O projeto da chamada Dosimetria, aprovado pela Câmara dos Deputados e enviado ao Senado, deve abrir brechas que vão além da redução de pena para o ex-presidente Jair Bolsonaro (PL) e outros condenados pelos atos golpistas de 8 de janeiro. Segundo o Globo, avaliações feitas por senadores da base governista e da oposição, além de juristas e integrantes do Ministério da Justiça, indicam que o texto pode beneficiar também réus condenados por crimes cometidos com violência ou grave ameaça, inclusive em casos de exploração sexual e interferência violenta em licitações públicas.
A principal controvérsia está na alteração da Lei de Execução Penal. Pela legislação atual, réus primários que cometem crimes sem violência ou grave ameaça podem progredir de regime após cumprir 16% da pena. Quando há violência, o percentual mínimo sobe para 25%.
O projeto da Dosimetria, no entanto, permite a aplicação dos 16% a crimes cometidos com violência ou grave ameaça que não estejam classificados como crimes contra a pessoa e o patrimônio nem enquadrados como hediondos.
Na prática, a mudança abre espaço para que condenados por diversos tipos penais possam deixar o regime fechado mais cedo.
Entre os crimes potencialmente beneficiados estão a abolição violenta do Estado Democrático de Direito e a tentativa de golpe de Estado, pelos quais Bolsonaro e outros réus do 8 de janeiro foram condenados; a coação no curso do processo, imputada ao deputado Eduardo Bolsonaro (PL); além de favorecimento à prostituição ou outra forma de exploração sexual por meios violentos, afastamento de licitante mediante violência, incêndio doloso, resistência e atentado à soberania nacional.

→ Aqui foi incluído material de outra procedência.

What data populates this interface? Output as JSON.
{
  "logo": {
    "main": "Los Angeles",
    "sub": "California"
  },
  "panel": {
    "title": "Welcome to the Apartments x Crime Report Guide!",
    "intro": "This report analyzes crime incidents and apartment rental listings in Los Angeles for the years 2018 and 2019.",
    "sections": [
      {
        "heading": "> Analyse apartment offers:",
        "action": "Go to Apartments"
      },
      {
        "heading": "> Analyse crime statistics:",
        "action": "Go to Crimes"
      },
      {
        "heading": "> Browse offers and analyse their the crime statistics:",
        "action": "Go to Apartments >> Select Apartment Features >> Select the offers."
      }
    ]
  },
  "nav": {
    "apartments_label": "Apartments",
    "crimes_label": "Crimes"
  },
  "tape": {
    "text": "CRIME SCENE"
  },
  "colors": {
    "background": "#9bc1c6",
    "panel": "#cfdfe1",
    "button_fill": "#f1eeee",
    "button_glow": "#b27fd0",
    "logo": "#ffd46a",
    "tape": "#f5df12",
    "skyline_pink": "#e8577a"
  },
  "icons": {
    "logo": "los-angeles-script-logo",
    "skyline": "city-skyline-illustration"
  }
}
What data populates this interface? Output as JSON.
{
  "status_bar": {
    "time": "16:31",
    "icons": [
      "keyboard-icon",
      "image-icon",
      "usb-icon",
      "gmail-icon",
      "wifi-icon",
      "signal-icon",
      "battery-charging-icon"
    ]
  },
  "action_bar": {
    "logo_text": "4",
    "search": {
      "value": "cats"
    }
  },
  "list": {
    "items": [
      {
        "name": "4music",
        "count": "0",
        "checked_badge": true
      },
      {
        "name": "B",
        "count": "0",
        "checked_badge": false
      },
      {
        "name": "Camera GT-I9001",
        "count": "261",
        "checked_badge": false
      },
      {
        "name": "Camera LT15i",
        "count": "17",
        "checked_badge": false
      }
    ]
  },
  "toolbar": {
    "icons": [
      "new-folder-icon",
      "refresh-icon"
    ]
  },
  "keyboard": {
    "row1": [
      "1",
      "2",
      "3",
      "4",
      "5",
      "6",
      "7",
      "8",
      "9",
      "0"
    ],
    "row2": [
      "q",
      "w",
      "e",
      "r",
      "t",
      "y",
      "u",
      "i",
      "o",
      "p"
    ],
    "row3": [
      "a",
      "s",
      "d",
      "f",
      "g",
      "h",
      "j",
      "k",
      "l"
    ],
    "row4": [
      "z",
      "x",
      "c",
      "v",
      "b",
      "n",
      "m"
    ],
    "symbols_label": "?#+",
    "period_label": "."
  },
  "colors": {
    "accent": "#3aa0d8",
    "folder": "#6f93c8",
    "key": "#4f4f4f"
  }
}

No Senado, parlamentares avaliam ajustes no texto para conter essas brechas. “Percebemos essa falha na redação proposta e estamos avaliando se será viável alterar o texto no ponto, sem ter que voltar à Câmara”, afirmou o senador Sergio Moro (União-PR), defensor da anistia aos réus dos atos de 8 de janeiro.
O projeto foi aprovado na Câmara por 291 votos a favor e 148 contra, na madrugada desta quarta-feira, e chegou ao Senado sob críticas de ter sido moldado para reduzir o tempo de prisão de Bolsonaro e aliados.
Durante a votação, o relator da proposta na Câmara, deputado Paulinho da Força (Solidariedade-SP), foi questionado sobre os impactos mais amplos da mudança.
Ele negou que o texto tenha alcance geral. “Respeitando a opinião dos deputados, muitas vezes política, quero deixar claro que este texto, organizado por uma série de juristas, dos mais importantes do Brasil, trata apenas do 8 de Janeiro”, declarou.
A afirmação foi contestada por parlamentares contrários ao projeto. O deputado Pedro Campos (PSB-PE) alertou para os efeitos práticos da alteração.
“Lendo o relatório, eu vi que há uma alteração na Lei de Execução Penal, que diz quanto tempo, no mínimo, o preso tem que cumprir pena em regime fechado. É importante ficarmos atentos a isso, porque a medida que serve para beneficiar Bolsonaro e o pessoal do 8 de Janeiro — o que já seria um absurdo —, pode servir para que muita gente presa hoje ou que ainda vai cometer crime passe menos tempo no regime fechado”, disse.